I’m not Pro-Gay Marriage, I’m Pro-Equality. I’m not Pro-Gay Rights, I’m Pro-Common Sense. I’m Anti-Discrimination. I’m Anti-Enshrining Your Queasiness About Buttsex In My Constitution. I’m Pro-When The Constitution Says We’re All Equal, It Means We’re All Equal.
I’m married, and it matters. It changes the way I look at the world, and the way the world looks at me. It comes with state and federal benefits and rights. Withholding those things from same-sex couples is discrimination, pure and simple. If you support withholding rights from people because of who they are, you’re a bigot. Period.
My grandmother taught me two important lessons. The first was tolerance. Enjoy people who are different from you. It’s the variety that makes life wonderful. The second was to always look out for the rights of others. Because if you sit by and let discrimination happen, you’ll be next.

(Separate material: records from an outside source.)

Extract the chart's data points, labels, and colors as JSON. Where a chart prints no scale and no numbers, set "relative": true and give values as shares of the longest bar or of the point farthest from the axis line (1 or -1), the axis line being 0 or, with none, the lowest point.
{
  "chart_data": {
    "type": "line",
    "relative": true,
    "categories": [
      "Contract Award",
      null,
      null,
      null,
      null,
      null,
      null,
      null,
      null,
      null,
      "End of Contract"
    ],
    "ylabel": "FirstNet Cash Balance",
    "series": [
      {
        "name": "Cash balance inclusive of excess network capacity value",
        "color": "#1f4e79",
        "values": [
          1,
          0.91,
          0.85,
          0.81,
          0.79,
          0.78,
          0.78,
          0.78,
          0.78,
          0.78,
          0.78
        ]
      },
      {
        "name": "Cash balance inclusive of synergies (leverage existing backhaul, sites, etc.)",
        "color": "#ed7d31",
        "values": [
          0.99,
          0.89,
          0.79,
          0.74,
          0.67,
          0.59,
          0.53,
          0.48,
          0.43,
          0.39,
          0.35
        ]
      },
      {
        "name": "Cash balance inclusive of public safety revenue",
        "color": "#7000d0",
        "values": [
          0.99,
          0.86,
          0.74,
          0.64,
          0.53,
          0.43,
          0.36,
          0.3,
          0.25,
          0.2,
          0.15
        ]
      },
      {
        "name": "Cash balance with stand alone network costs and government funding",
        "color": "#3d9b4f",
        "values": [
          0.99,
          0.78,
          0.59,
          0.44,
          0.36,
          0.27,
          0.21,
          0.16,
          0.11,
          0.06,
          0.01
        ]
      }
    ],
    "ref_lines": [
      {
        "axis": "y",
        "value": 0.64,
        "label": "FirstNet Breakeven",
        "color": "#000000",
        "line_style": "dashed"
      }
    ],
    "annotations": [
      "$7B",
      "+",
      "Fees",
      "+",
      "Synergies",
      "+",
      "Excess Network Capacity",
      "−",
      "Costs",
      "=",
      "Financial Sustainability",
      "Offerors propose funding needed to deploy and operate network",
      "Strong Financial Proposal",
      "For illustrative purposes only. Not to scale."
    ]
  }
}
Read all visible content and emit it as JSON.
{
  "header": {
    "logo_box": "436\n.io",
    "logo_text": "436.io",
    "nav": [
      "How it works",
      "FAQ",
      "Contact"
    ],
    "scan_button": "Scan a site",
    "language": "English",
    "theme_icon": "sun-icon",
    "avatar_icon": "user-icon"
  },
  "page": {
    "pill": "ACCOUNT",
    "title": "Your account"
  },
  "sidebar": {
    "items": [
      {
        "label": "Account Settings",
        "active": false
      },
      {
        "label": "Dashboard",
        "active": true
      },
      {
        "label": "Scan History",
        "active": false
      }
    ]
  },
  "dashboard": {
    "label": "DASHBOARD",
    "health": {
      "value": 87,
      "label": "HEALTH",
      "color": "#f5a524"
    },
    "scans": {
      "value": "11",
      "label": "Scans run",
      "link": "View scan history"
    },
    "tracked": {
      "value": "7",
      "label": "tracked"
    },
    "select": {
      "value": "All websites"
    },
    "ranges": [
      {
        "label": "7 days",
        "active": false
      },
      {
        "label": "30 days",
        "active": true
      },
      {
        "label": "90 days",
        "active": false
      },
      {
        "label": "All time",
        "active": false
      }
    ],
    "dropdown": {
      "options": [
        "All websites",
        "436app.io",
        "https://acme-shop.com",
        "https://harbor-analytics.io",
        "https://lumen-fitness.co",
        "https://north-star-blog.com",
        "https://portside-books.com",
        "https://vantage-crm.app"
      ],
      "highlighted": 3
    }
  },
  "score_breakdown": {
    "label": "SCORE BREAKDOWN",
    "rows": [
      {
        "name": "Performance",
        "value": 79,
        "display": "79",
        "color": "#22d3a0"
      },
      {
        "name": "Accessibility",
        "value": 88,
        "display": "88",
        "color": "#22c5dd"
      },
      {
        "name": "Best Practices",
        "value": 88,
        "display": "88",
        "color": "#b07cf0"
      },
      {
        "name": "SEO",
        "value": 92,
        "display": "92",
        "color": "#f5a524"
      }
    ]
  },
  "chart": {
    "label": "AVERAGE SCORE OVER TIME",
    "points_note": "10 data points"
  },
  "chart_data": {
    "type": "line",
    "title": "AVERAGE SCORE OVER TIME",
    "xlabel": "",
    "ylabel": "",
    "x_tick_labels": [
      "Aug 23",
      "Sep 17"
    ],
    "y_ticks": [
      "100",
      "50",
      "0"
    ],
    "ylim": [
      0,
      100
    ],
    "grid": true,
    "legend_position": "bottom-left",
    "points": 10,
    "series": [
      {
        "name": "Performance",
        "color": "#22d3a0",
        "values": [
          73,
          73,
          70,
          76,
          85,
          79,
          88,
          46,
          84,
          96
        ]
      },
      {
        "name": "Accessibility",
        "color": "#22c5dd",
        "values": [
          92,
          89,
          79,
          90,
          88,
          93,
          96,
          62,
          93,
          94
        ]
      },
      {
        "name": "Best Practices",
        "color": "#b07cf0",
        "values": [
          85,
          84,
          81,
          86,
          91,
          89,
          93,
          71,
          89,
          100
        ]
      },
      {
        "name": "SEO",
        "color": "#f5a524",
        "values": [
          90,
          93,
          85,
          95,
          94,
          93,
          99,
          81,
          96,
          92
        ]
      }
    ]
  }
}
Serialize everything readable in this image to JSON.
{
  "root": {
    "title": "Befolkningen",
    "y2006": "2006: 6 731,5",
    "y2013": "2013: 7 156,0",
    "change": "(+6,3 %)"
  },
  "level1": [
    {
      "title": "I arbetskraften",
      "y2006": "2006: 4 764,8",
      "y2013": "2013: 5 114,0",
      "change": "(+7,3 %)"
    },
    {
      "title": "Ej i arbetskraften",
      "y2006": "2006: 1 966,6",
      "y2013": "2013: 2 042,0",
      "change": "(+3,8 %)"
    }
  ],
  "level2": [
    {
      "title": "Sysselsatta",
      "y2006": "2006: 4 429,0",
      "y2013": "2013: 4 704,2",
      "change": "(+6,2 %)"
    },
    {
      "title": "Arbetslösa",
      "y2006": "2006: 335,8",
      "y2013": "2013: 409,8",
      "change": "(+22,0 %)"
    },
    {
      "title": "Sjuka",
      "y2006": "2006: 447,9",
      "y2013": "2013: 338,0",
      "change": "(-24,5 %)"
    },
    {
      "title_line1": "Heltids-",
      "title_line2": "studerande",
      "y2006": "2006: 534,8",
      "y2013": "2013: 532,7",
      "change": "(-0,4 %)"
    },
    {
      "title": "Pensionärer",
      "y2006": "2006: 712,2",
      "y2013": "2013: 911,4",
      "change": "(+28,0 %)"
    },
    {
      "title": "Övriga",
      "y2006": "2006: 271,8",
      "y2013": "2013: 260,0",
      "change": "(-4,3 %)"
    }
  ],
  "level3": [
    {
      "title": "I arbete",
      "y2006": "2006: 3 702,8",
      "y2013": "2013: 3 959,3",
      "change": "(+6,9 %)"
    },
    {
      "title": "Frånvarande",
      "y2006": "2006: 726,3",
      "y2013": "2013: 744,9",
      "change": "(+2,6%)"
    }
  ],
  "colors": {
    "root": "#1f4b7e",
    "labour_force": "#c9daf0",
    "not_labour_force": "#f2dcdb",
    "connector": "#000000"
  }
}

My grandmother learned these lessons firsthand as a Jewish woman in Poland in the 1940s. In this country, we’re fortunate to have a mostly equitable, mostly tolerant place to live. But Proposition 8 is the clearest kind of discrimination – no different from the laws that kept my grandmother from going to school, or the anti-miscegenation laws from America’s past.
It is the duty of all people blessed with common sense, people who see in same-sex couples the same love they share with their partners, people who believe in equality and liberty, to stand up for our gay and lesbian friends and neighbors. We are Pro-Love. We are Pro-Equality. We will not tolerate discrimination. We will not shut up.
Because if you don’t stand up for other people’s rights, who will stand for yours?